演奏会レポート:石上真由子ヴァイオリンリサイタル
前日の京響定期に続いての連続コンサート2日目。ルクー聴きたさに足を運んだ演奏会でした。
ヴァイオリンの石上さんは初めて聴く方なので予想ができなかったのですが、ピアノの船橋さんは今までに滋賀、京都、大阪でここ10年の間に何度も室内楽のピアノパートを演奏されてきたのを聴いていて、安心できる演奏をされるアンサンブル・ピアニストなのが十分にわかっていたので楽しみでした。
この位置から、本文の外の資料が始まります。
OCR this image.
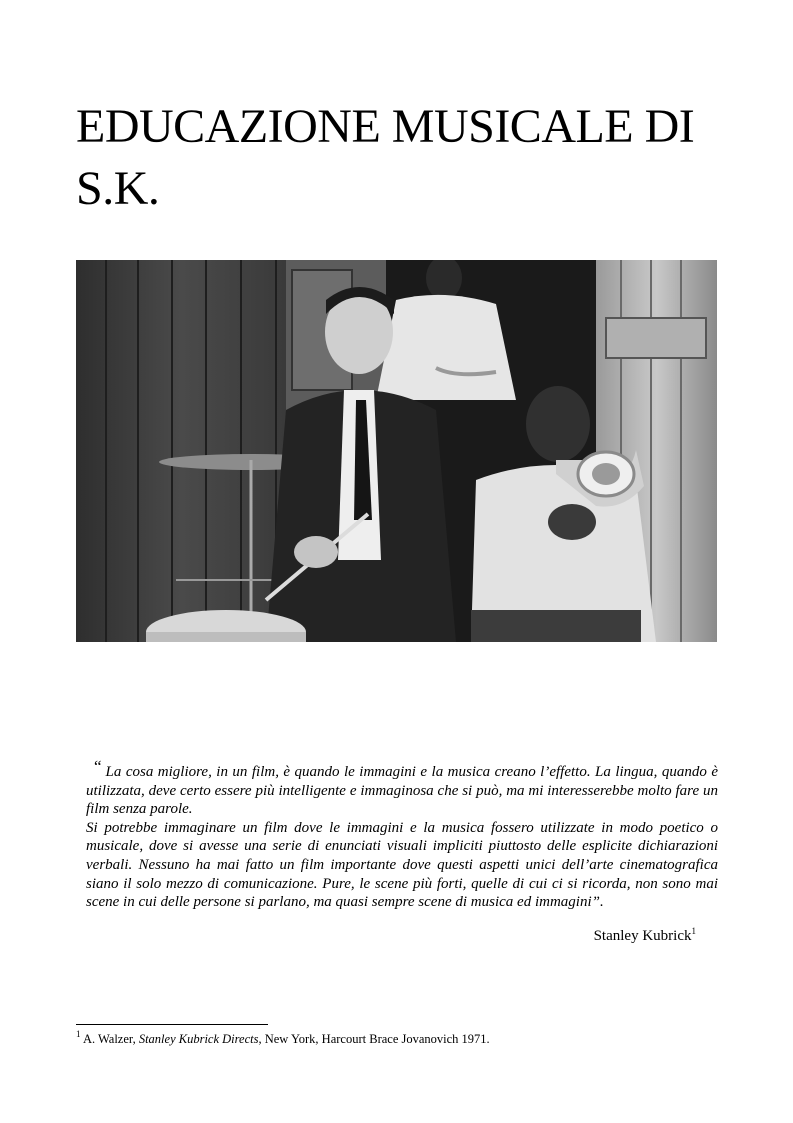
EDUCAZIONE MUSICALE DI S.K.

“ La cosa migliore, in un film, è quando le immagini e la musica creano l’effetto. La lingua, quando è utilizzata, deve certo essere più intelligente e immaginosa che si può, ma mi interesserebbe molto fare un film senza parole.

Si potrebbe immaginare un film dove le immagini e la musica fossero utilizzate in modo poetico o musicale, dove si avesse una serie di enunciati visuali impliciti piuttosto delle esplicite dichiarazioni verbali. Nessuno ha mai fatto un film importante dove questi aspetti unici dell’arte cinematografica siano il solo mezzo di comunicazione. Pure, le scene più forti, quelle di cui ci si ricorda, non sono mai scene in cui delle persone si parlano, ma quasi sempre scene di musica ed immagini”.

Stanley Kubrick$^1$
$^1$ A. Walzer, Stanley Kubrick Directs, New York, Harcourt Brace Jovanovich 1971.
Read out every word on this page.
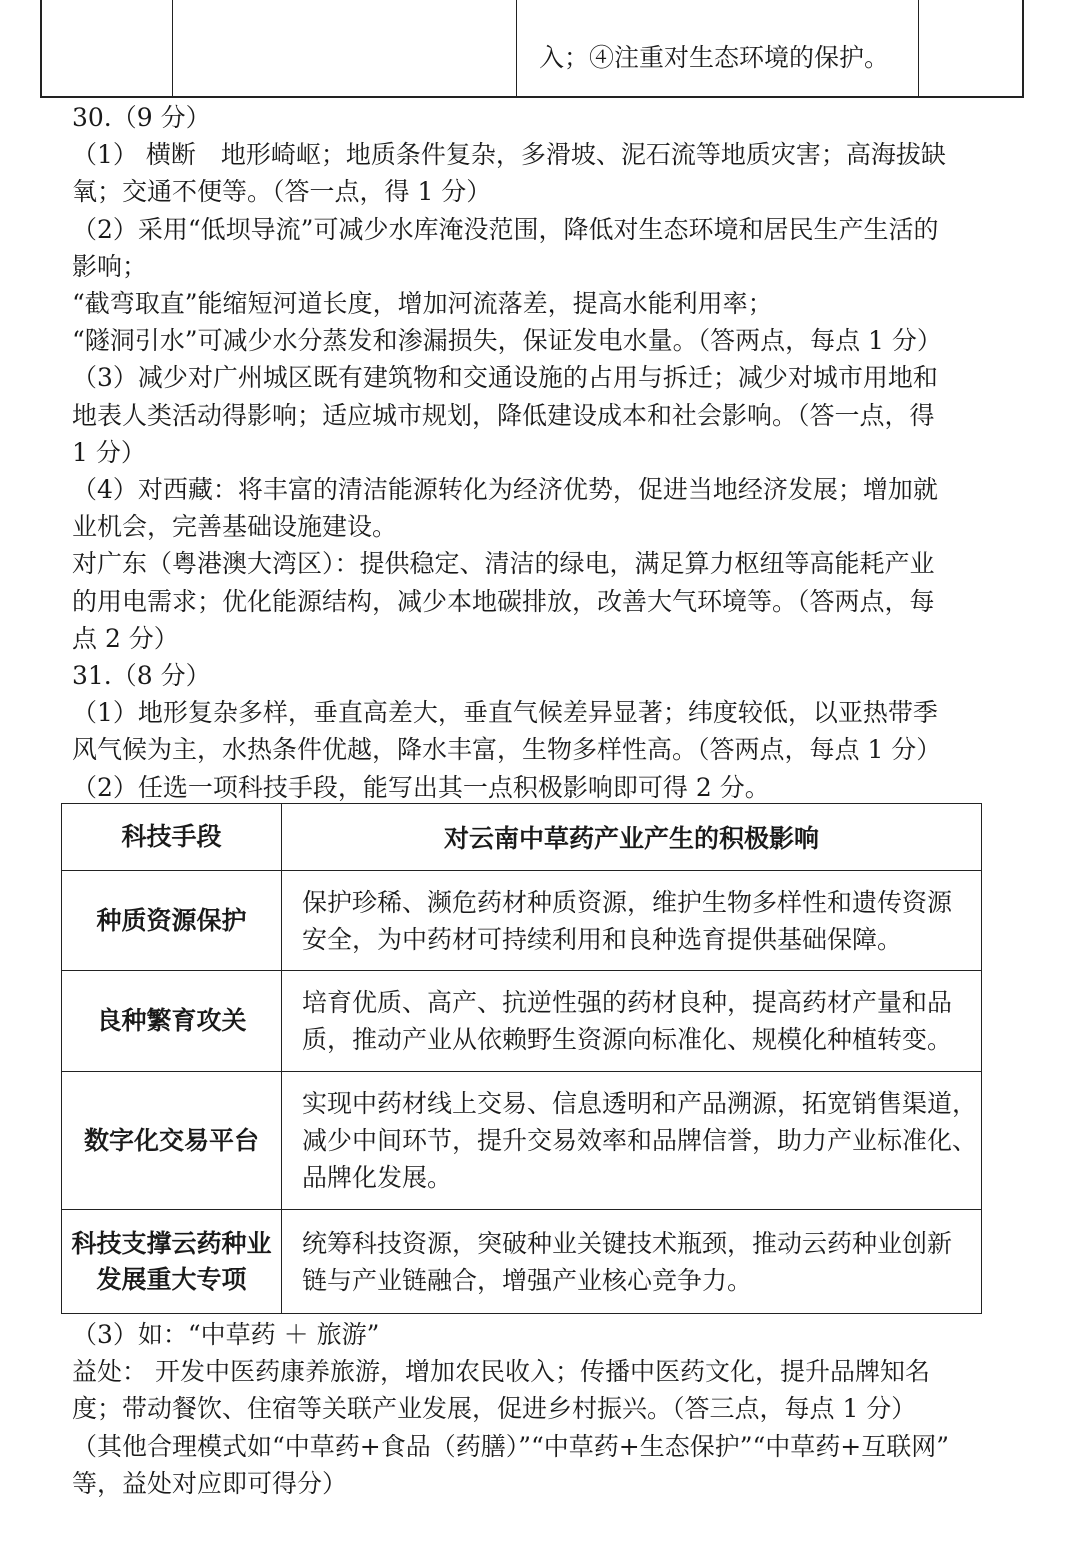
入；④注重对生态环境的保护。

30.（9 分）

（1） 横断　地形崎岖；地质条件复杂，多滑坡、泥石流等地质灾害；高海拔缺

氧；交通不便等。（答一点，得 1 分）

（2）采用“低坝导流”可减少水库淹没范围，降低对生态环境和居民生产生活的

影响；

“截弯取直”能缩短河道长度，增加河流落差，提高水能利用率；

“隧洞引水”可减少水分蒸发和渗漏损失，保证发电水量。（答两点，每点 1 分）

（3）减少对广州城区既有建筑物和交通设施的占用与拆迁；减少对城市用地和

地表人类活动得影响；适应城市规划，降低建设成本和社会影响。（答一点，得

1 分）

（4）对西藏：将丰富的清洁能源转化为经济优势，促进当地经济发展；增加就

业机会，完善基础设施建设。

对广东（粤港澳大湾区）：提供稳定、清洁的绿电，满足算力枢纽等高能耗产业

的用电需求；优化能源结构，减少本地碳排放，改善大气环境等。（答两点，每

点 2 分）

31.（8 分）

（1）地形复杂多样，垂直高差大，垂直气候差异显著；纬度较低，以亚热带季

风气候为主，水热条件优越，降水丰富，生物多样性高。（答两点，每点 1 分）

（2）任选一项科技手段，能写出其一点积极影响即可得 2 分。

科技手段	对云南中草药产业产生的积极影响
种质资源保护	保护珍稀、濒危药材种质资源，维护生物多样性和遗传资源
安全，为中药材可持续利用和良种选育提供基础保障。

良种繁育攻关	培育优质、高产、抗逆性强的药材良种，提高药材产量和品
质，推动产业从依赖野生资源向标准化、规模化种植转变。

数字化交易平台	实现中药材线上交易、信息透明和产品溯源，拓宽销售渠道，
减少中间环节，提升交易效率和品牌信誉，助力产业标准化、
品牌化发展。

科技支撑云药种业发展重大专项	统筹科技资源，突破种业关键技术瓶颈，推动云药种业创新
链与产业链融合，增强产业核心竞争力。

（3）如：“中草药 ＋ 旅游”

益处： 开发中医药康养旅游，增加农民收入；传播中医药文化，提升品牌知名

度；带动餐饮、住宿等关联产业发展，促进乡村振兴。（答三点，每点 1 分）

（其他合理模式如“中草药+食品（药膳）”“中草药+生态保护”“中草药+互联网”

等，益处对应即可得分）
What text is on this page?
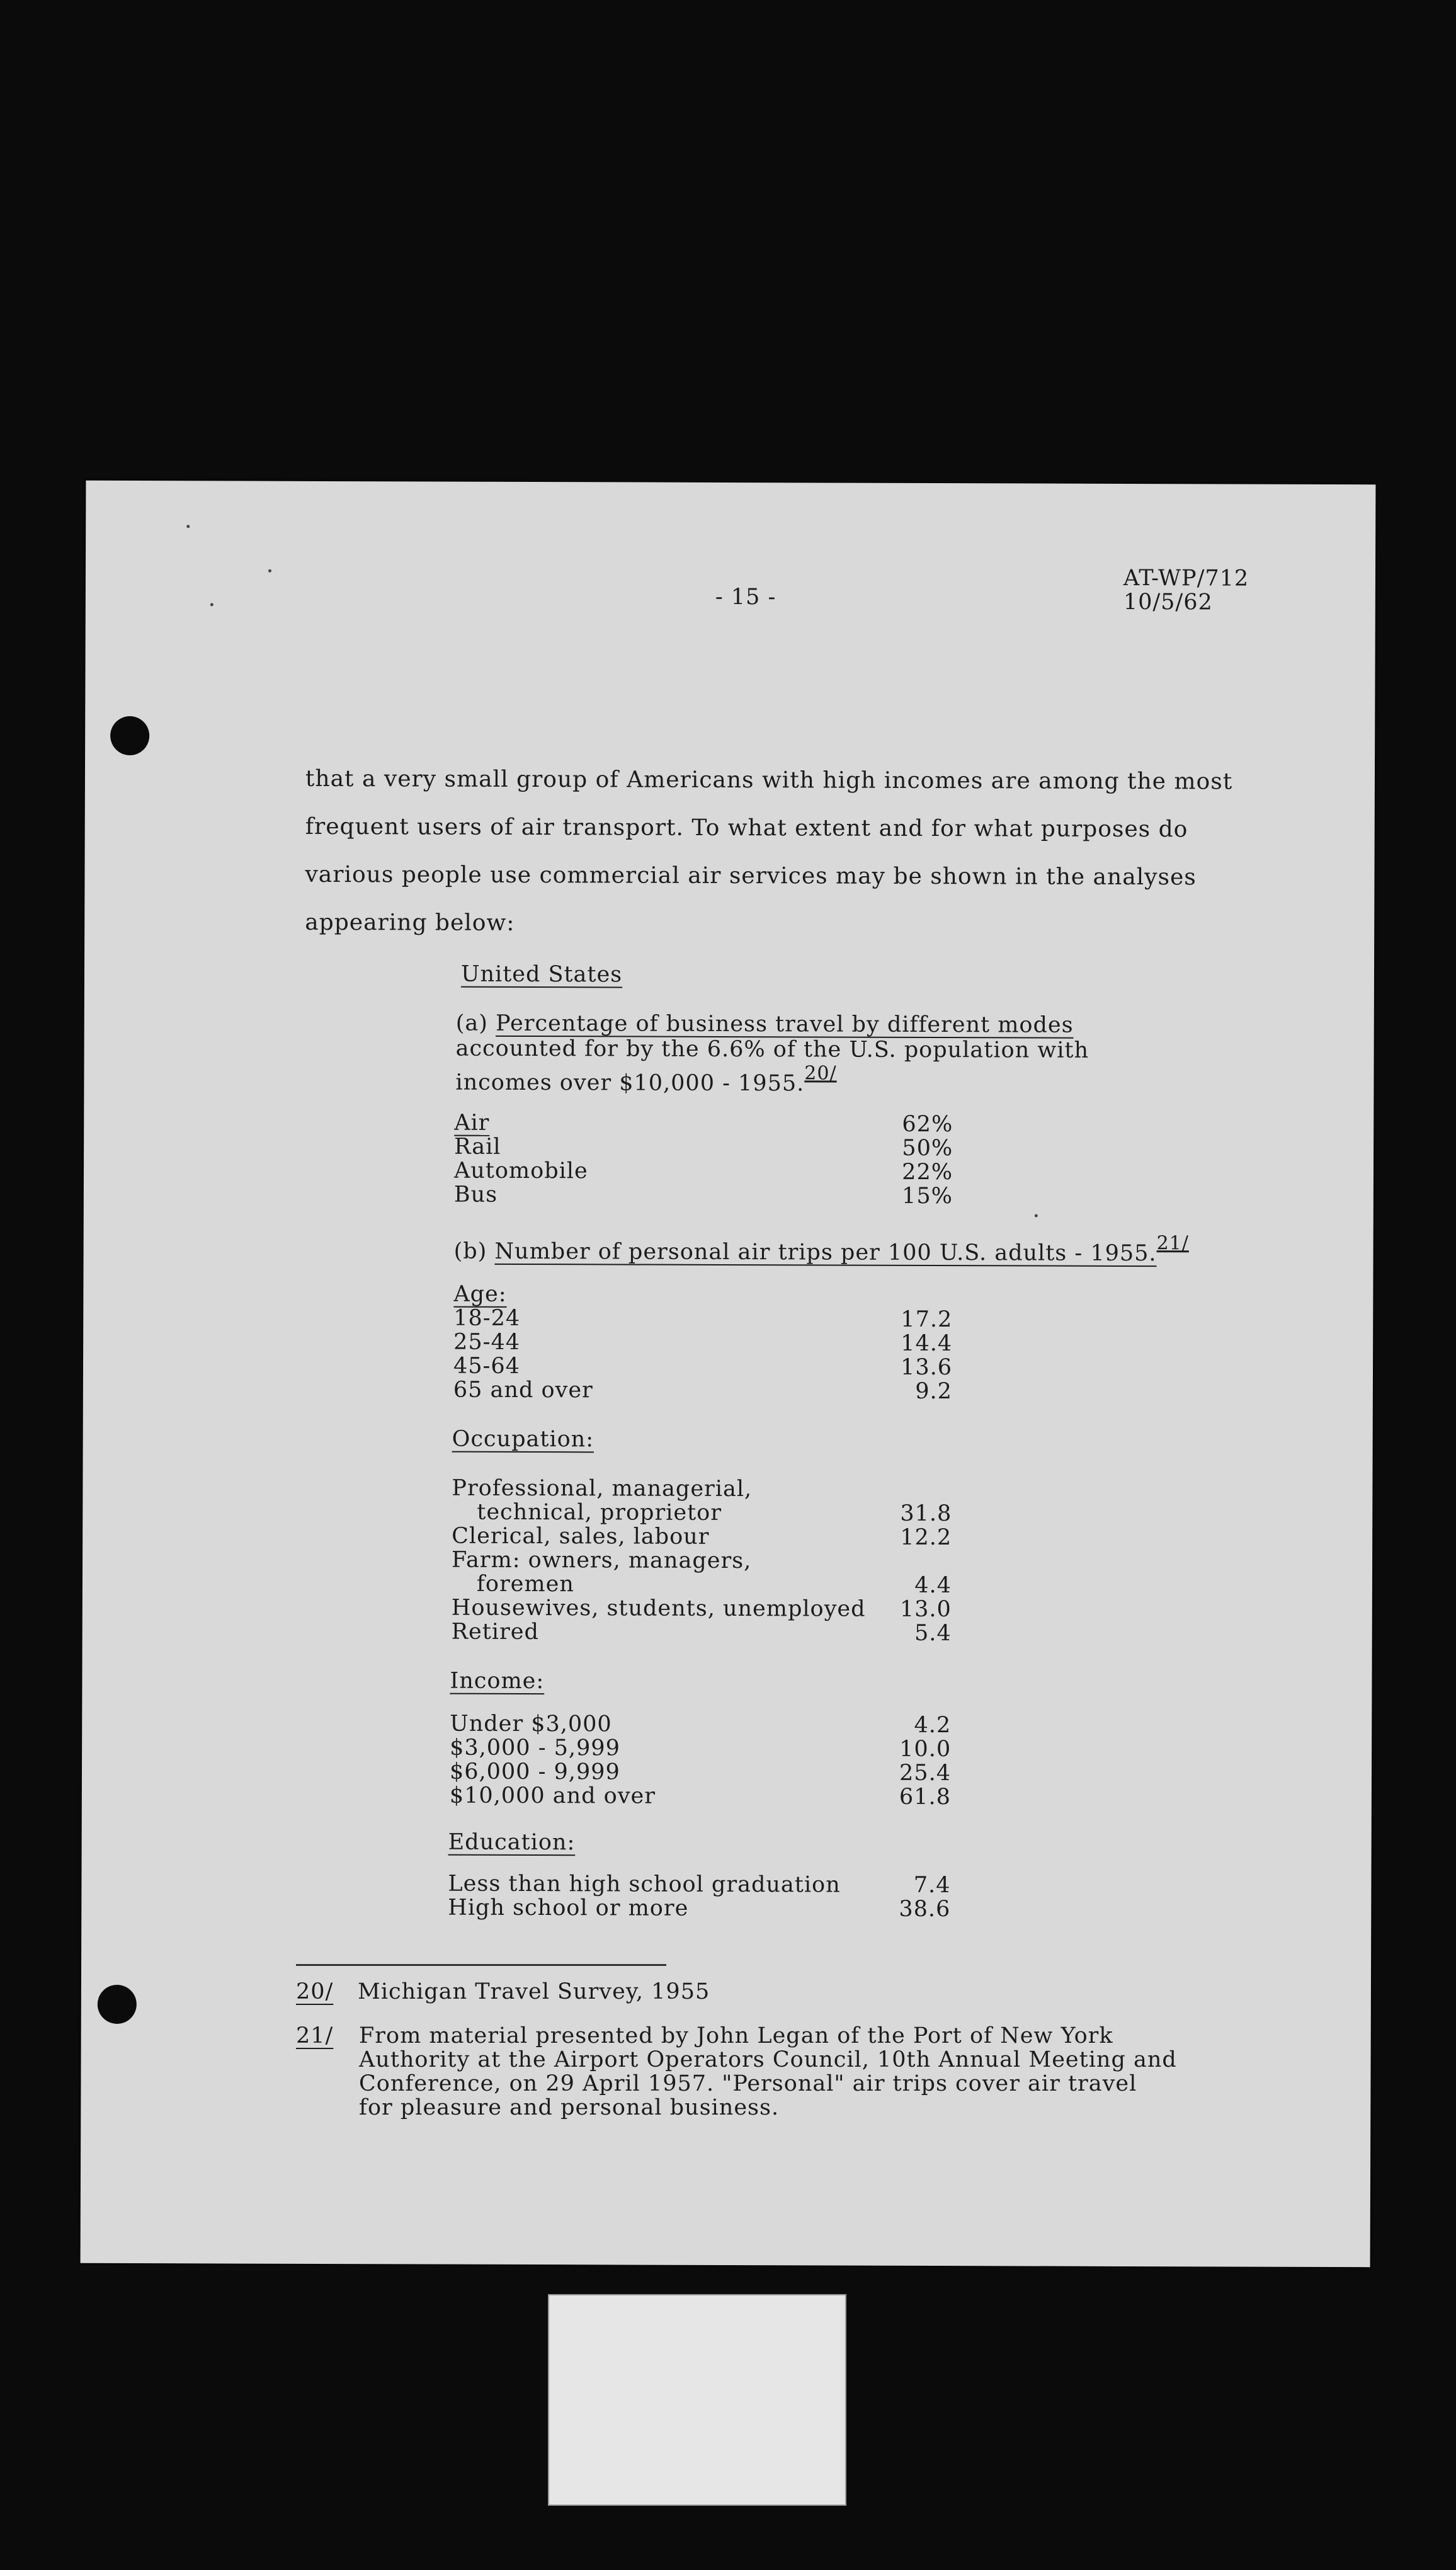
- 15 -
AT-WP/712
10/5/62
that a very small group of Americans with high incomes are among the most
frequent users of air transport. To what extent and for what purposes do
various people use commercial air services may be shown in the analyses
appearing below:
United States
(a) Percentage of business travel by different modes
accounted for by the 6.6% of the U.S. population with
incomes over $10,000 - 1955.20/
Air	62%
Rail	50%
Automobile	22%
Bus	15%
(b) Number of personal air trips per 100 U.S. adults - 1955.21/
Age:
18-24	17.2
25-44	14.4
45-64	13.6
65 and over	9.2
Occupation:
Professional, managerial,
technical, proprietor	31.8
Clerical, sales, labour	12.2
Farm: owners, managers,
foremen	4.4
Housewives, students, unemployed	13.0
Retired	5.4
Income:
Under $3,000	4.2
$3,000 - 5,999	10.0
$6,000 - 9,999	25.4
$10,000 and over	61.8
Education:
Less than high school graduation	7.4
High school or more	38.6
20/ Michigan Travel Survey, 1955
21/ From material presented by John Legan of the Port of New York
Authority at the Airport Operators Council, 10th Annual Meeting and
Conference, on 29 April 1957. "Personal" air trips cover air travel
for pleasure and personal business.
2009年7月24日(金) 19:00 京都府立府民ホール アルティ
石上真由子 ヴァイオリンリサイタル 京の俊英演奏家シリーズ Vol.36
ピアノ 船橋美穂
曲目
ヤナーチェク ヴァイオリン・ソナタ
ジョリヴェ スイット ラプソディック
イザイ 悲劇的な詩 op.12
ルクー ヴァイオリンとピアノのためのソナタ ト長調
プログラムに書かれていたプロフィールを見てびっくりしたのが、石上さんの年齢。1991年生まれの高校3年生。そんなに若いのに、昨年の京都フランス音楽アカデミーでは受講生による終了コンサートに出演し、これまた昨年の日本音楽コンクールではヴァイオリン部門2位と岩谷賞(聴衆賞)を受賞している、という経歴の持ち主で、かなり期待できそうと感じました。
演奏が始まってみると、ヤナーチェクのソナタを演奏する姿の真摯さに心を惹かれました。もちろん演奏そのものも素晴らしかった。続いてのジョリヴェは無伴奏作品で、演奏する側にとっても聴く側にとってもかなり難しい曲でしたが、かなり技巧的に難しいと思われる奏法もしっかり決めていました。
休憩を挟んでのイザイも相当に気合の入った演奏でしたが、なんと言ってもプログラムの最後のルクーが圧巻でした。
第1楽章の最初の音からして、今までに聴いたルクーのソナタの演奏と違って、すごくのびのびとおおらかな演奏だったのです。第2楽章は少し速めのテンポで、儚い気分を醸し出していました。第3楽章は一転して熱を帯びた演奏で、曲が進むにつれて聴いている私のボルテージがどんどん上がってきて、文字通り手に汗握るくらいの熱い演奏でした。
曲が終わったときに思わずブラボーの声を上げていた自分にびっくりしました。
ルクーを全曲弾き終わってほっとしたのか、感極まってしまったのか、思わず泣き出した石上さん。
「ああ、やっぱりまだ高校生やなぁ」、と微笑ましく思いました。
アンコールは、ドビュッシーの亜麻色の髪の乙女、ラヴェルのハバネラ、フォーレの子守唄の3曲で、本当に楽しそうに演奏していた姿が印象的でした。
このリサイタルを通して聴いてみて感じたのは、石上さんの演奏が非常に確かなもので、これからの成長がとても楽しみということです。
それにしても・・・、高校生がルクーを演奏する時代になったのか、と感慨深いものがありました。